Dans une lettre adressée au Comte de Marigny, également connu sous le nom de Pibrac, Bouquet relate un rêve où il voyait célébrer la fête de Pibrac et exprime son dévouement envers lui. La lettre prend ensuite la forme d'un dialogue intérieur entre le cœur et l'esprit de Bouquet. Le cœur reproche à l'esprit son indolence, soulignant que l'esprit de Morelet, un ami de Pibrac, a déjà composé un sonnet en son honneur. L'esprit, en revanche, refuse de se concentrer uniquement sur les exploits de Pibrac, préférant célébrer ses diverses vertus.
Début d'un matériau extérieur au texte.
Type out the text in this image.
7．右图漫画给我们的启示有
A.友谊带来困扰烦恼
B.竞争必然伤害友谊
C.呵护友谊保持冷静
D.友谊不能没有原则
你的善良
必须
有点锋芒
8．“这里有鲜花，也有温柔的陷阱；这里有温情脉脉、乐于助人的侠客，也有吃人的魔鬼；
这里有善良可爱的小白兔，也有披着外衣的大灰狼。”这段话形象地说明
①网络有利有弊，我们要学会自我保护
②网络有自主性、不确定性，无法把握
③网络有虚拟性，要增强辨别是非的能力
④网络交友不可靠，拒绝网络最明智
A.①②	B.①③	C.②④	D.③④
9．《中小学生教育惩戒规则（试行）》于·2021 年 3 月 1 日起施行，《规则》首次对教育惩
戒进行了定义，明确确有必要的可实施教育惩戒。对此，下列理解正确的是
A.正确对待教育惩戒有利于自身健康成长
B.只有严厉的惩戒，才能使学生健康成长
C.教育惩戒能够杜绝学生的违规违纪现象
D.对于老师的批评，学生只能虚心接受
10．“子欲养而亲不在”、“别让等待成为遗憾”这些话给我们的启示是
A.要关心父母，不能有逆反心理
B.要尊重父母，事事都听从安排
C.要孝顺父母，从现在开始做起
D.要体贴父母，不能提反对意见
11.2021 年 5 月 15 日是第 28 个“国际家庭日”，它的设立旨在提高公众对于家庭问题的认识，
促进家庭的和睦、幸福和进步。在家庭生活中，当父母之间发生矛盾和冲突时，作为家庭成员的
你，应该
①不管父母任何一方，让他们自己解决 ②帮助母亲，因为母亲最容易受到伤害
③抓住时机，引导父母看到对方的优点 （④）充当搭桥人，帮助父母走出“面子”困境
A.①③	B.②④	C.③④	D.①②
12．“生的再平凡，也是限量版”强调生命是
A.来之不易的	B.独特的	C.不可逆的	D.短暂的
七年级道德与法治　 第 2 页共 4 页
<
Il mentionne également une jeune divinité, la pudeur, qui l'empêche de vanter les mérites de Pibrac de manière excessive. Le cœur insiste néanmoins pour que l'esprit compose un bouquet de vers en l'honneur de Pibrac, arguant que ce dernier appréciera ce geste. Finalement, l'esprit cède et accepte de mettre en vers le débat qui les a opposés, confiant au cœur la tâche de présenter ce bouquet à Pibrac.
Généré par Mistral AI et susceptible de contenir des erreurs.
Généré par Mistral AI et susceptible de contenir des erreurs.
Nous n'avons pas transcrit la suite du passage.